Suppose A and B are Hermitian Positive Semidefinite (PSD) matrices, I wonder if it is possible to prove $Tr(A*(A+B)^{-1})\in (0,1]$ (if it is correct)?
If not, how about when A is of rank 1?
Thanks a lot!
Above is the original question.
In another version, I want to prove $Tr(a_i a_i^H (AA^H))=1$ provided $A$ is non-singular. ($a_i$ is the $i$th column of $A$. The upper script H means conjugate transpose.)
Any idea?
I modify the original question as: if A and B are hermitian PSD and (A+B) is nonsingular, how to prove the following?
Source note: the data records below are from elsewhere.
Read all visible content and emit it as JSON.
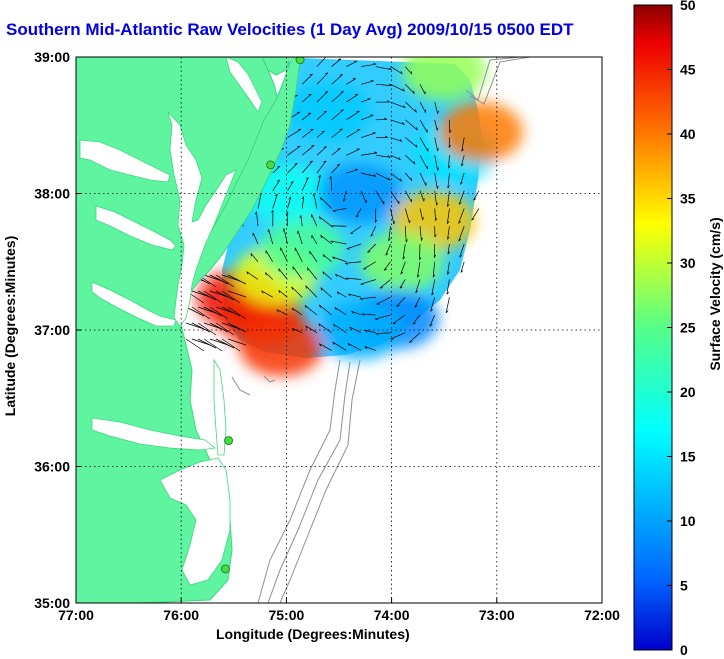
{
  "title": "Southern Mid-Atlantic Raw Velocities (1 Day Avg) 2009/10/15 0500 EDT",
  "chart_data": {
    "type": "map",
    "xlabel": "Longitude (Degrees:Minutes)",
    "ylabel": "Latitude (Degrees:Minutes)",
    "xticks": [
      "77:00",
      "76:00",
      "75:00",
      "74:00",
      "73:00",
      "72:00"
    ],
    "yticks": [
      "39:00",
      "38:00",
      "37:00",
      "36:00",
      "35:00"
    ],
    "xlim": [
      -77,
      -72
    ],
    "ylim": [
      35,
      39
    ],
    "grid": true,
    "colorbar": {
      "label": "Surface Velocity (cm/s)",
      "range": [
        0,
        50
      ],
      "ticks": [
        "50",
        "45",
        "40",
        "35",
        "30",
        "25",
        "20",
        "15",
        "10",
        "5",
        "0"
      ],
      "colormap": "jet"
    },
    "colors": {
      "land": "#5ff5a0",
      "title": "#0000e6",
      "stations": "#44dd44",
      "bathymetry": "#909090"
    },
    "stations": [
      {
        "lon": -74.87,
        "lat": 38.98
      },
      {
        "lon": -75.15,
        "lat": 38.21
      },
      {
        "lon": -75.55,
        "lat": 36.19
      },
      {
        "lon": -75.58,
        "lat": 35.25
      }
    ],
    "velocity_field": [
      {
        "lon": -75.45,
        "lat": 37.22,
        "speed": 46
      },
      {
        "lon": -75.25,
        "lat": 37.1,
        "speed": 45
      },
      {
        "lon": -75.05,
        "lat": 36.88,
        "speed": 44
      },
      {
        "lon": -75.1,
        "lat": 37.4,
        "speed": 32
      },
      {
        "lon": -74.85,
        "lat": 37.6,
        "speed": 24
      },
      {
        "lon": -75.0,
        "lat": 38.0,
        "speed": 18
      },
      {
        "lon": -74.6,
        "lat": 38.6,
        "speed": 13
      },
      {
        "lon": -74.3,
        "lat": 38.0,
        "speed": 9
      },
      {
        "lon": -73.6,
        "lat": 37.8,
        "speed": 36
      },
      {
        "lon": -73.9,
        "lat": 37.5,
        "speed": 27
      },
      {
        "lon": -73.95,
        "lat": 37.08,
        "speed": 8
      },
      {
        "lon": -74.3,
        "lat": 37.0,
        "speed": 11
      },
      {
        "lon": -73.4,
        "lat": 38.3,
        "speed": 15
      },
      {
        "lon": -73.5,
        "lat": 38.9,
        "speed": 28
      },
      {
        "lon": -73.15,
        "lat": 38.45,
        "speed": 40
      }
    ]
  }
}
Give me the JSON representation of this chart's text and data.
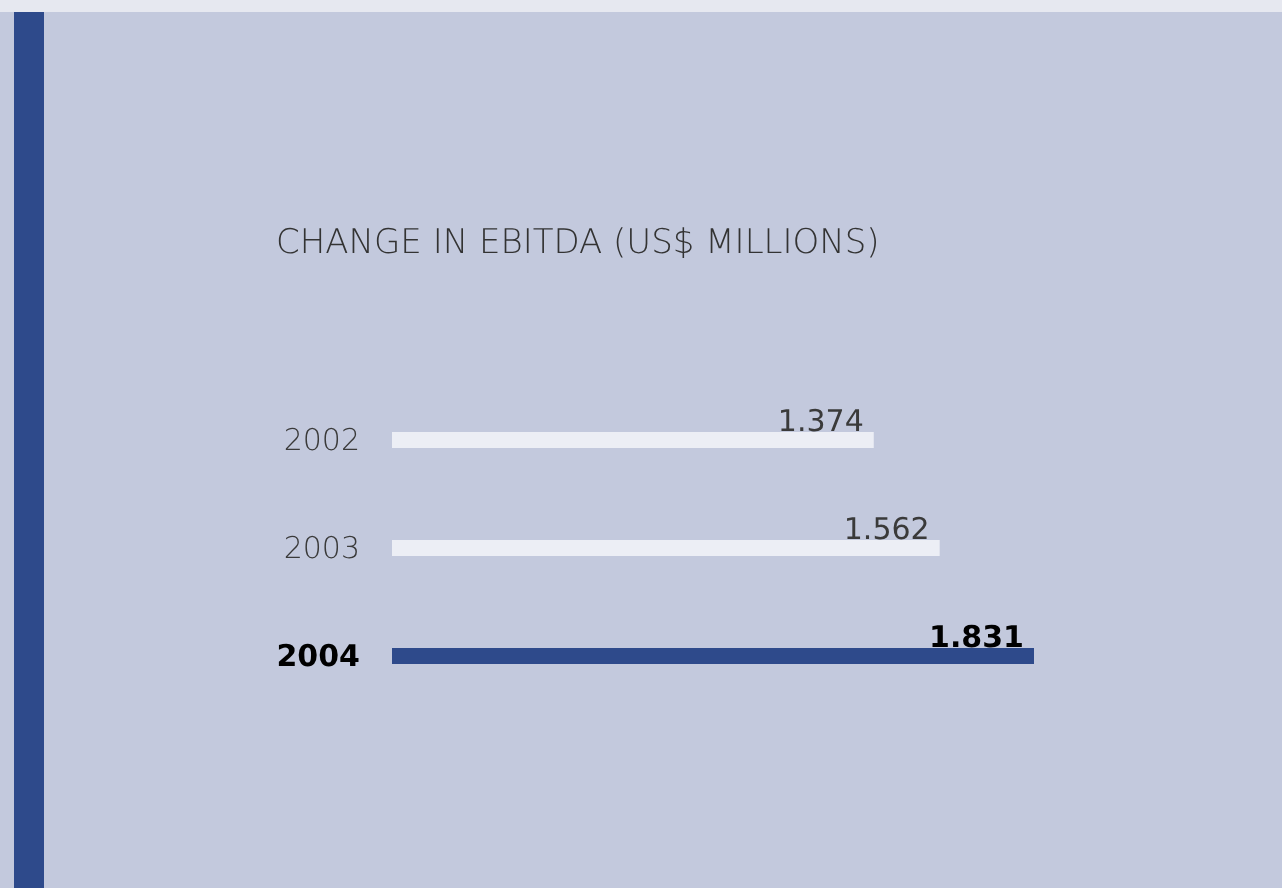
{
  "chart_data": {
    "type": "bar",
    "orientation": "horizontal",
    "title": "CHANGE IN EBITDA (US$ MILLIONS)",
    "categories": [
      "2002",
      "2003",
      "2004"
    ],
    "values": [
      1374,
      1562,
      1831
    ],
    "colors": [
      "#eceef5",
      "#eceef5",
      "#2e4a8b"
    ],
    "value_labels": [
      "1.374",
      "1.562",
      "1.831"
    ]
  }
}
$Tr(A*(A+B)^{-1})\le rank(A)$
I have come up with a proof for the new version (actually simpler version of the original problem), as follows.
$Tr(a_i a_i^H (AA^H)^{-1})=a_i^H (AA^H)^{-1}a_i$
Since A is nonsingular and we have $A^{-1}a_i=e_i$, where $e_i$ is a column of all zeros except the $i$th element. The reason is that $A^{-1} A=I$, thus $A^{-1}a_i$ is the $i$th column of $I$, the identity matrix.
Thus $a_i^H (AA^H)^{-1}a_i=e_i^H e_i=1$.